Behaviour was wilder in my day, says Wimbledon referee

2019-07-12 18:13
Serena Williams
Serena Williams of the United States plays a shot in her Ladies Singles fourth round match against Carla Suarez Navarro of Spain during Day Seven of The Championships - Wimbledon 2019 at All England Lawn Tennis and Croquet Club on July 08, 2019 in London, England. (Photo by Shaun Botterill/Getty Images)

London - Wimbledon referee Andrew Jarrett insisted on Friday that on-court behaviour was much worse in his playing days despite record fines being handed out at this year's tournament.

In the first week at the All England Club, a total of $106 000 was levied in fines, the bulk of which was incurred by Australia's Bernard Tomic ($58 000) for tanking his opening round match against Jo-Wilfried Tsonga.
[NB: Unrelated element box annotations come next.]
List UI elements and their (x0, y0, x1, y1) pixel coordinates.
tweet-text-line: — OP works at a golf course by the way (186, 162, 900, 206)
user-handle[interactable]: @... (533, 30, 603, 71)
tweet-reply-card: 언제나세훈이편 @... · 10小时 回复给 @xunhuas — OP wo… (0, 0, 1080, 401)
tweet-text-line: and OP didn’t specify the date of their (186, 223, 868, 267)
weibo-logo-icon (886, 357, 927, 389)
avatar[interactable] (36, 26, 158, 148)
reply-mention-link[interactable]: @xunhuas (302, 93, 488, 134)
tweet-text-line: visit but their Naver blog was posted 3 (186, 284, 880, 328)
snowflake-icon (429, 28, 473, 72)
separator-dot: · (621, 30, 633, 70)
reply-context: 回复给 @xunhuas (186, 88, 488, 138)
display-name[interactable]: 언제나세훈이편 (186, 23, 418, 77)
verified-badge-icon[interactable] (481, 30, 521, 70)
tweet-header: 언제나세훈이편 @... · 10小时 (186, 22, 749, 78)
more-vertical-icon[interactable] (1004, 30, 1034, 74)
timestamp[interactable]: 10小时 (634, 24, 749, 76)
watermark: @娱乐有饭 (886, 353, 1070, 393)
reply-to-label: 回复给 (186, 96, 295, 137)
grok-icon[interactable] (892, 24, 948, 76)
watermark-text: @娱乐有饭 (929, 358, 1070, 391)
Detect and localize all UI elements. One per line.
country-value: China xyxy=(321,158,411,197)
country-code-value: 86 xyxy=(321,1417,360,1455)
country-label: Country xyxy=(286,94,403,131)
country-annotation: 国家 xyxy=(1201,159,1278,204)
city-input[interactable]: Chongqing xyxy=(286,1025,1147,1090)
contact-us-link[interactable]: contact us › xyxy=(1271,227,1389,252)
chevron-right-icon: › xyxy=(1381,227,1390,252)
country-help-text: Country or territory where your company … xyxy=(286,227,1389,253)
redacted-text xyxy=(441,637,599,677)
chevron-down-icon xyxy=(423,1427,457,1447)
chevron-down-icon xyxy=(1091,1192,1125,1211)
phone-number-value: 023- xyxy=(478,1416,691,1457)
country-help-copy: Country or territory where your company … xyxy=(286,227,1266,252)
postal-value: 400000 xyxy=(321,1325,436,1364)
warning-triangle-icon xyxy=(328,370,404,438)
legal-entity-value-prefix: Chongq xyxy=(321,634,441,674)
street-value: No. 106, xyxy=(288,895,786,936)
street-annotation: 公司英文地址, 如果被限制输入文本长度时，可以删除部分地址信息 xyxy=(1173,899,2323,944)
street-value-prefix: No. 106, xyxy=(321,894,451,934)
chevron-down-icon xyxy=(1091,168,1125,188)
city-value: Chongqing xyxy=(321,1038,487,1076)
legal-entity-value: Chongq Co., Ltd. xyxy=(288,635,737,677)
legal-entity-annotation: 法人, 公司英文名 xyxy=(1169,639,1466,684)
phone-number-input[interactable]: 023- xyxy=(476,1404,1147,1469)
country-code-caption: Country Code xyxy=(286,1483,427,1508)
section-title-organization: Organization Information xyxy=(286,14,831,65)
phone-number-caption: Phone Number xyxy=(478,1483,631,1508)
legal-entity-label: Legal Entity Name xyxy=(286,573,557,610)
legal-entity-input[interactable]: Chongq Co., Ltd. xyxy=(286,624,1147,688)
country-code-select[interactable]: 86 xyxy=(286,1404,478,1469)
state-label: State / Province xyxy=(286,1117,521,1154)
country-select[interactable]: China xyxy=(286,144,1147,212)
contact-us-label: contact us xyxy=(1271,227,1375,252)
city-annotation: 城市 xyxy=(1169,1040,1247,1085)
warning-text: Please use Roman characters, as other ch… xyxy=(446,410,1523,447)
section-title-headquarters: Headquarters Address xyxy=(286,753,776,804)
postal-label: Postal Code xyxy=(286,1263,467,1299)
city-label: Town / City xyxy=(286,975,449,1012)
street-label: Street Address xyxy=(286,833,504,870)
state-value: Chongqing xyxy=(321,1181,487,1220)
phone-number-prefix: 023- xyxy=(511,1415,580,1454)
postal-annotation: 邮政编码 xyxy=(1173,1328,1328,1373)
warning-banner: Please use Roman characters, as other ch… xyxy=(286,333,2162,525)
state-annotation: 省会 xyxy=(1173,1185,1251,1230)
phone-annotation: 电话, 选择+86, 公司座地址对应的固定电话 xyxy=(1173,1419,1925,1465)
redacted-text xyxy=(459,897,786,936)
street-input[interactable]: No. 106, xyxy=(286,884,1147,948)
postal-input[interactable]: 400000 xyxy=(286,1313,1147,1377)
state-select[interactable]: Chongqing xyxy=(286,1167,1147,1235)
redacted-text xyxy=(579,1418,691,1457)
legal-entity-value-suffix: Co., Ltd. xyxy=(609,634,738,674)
Serena Williams was handed a $10 000 fine for damaging a practice court with her racquet while Aryna Sabalenka of Belarus was hit with the same amount for "unsportsmanlike behaviour".

Italian wild man Fabio Fognini was fined $3 000 for saying he wanted to see "a bomb dropped" on the tournament.

However, Jarrett, 61, a former tour player in the 1970s and 1980s - the era of John McEnroe, Jimmy Connors and Ilie Nastase - believes standards of behaviour have improved.

"I would humbly claim that my generation was the worst behaved. We were shocking back in the late 70s and early 80s," said Jarrett, who is stepping down as Wimbledon referee after 14 years in the job.

"I think the code of conduct has been beneficial to the development of the sport and achieved a level of professionalism.

"Otherwise, tennis could have gone in a different direction."

Jarrett will be succeeded in 2020 by Gerry Armstrong, who was a chair umpire for over 40 years.

Armstrong officiated in eight Wimbledon singles and once defaulted McEnroe at the Australian Open.

Jarrett admitted there were many testing times on his Wimbledon watch, but he will leave on good terms with all players even if they may have objected to decisions he had to make.

"I once played a very fierce Davis Cup tie in Spain and a guy I hardly knew went for me at the net and the ball hit me right in the chest," he recalled.

"In the heat of battle, I called him a rude name with the only Spanish word I knew. There was a bit of to-do.

"But a few years later we had a beer together and laughed about the whole thing.

"You know that things flare up but as you get older, you realise you are bigger than that."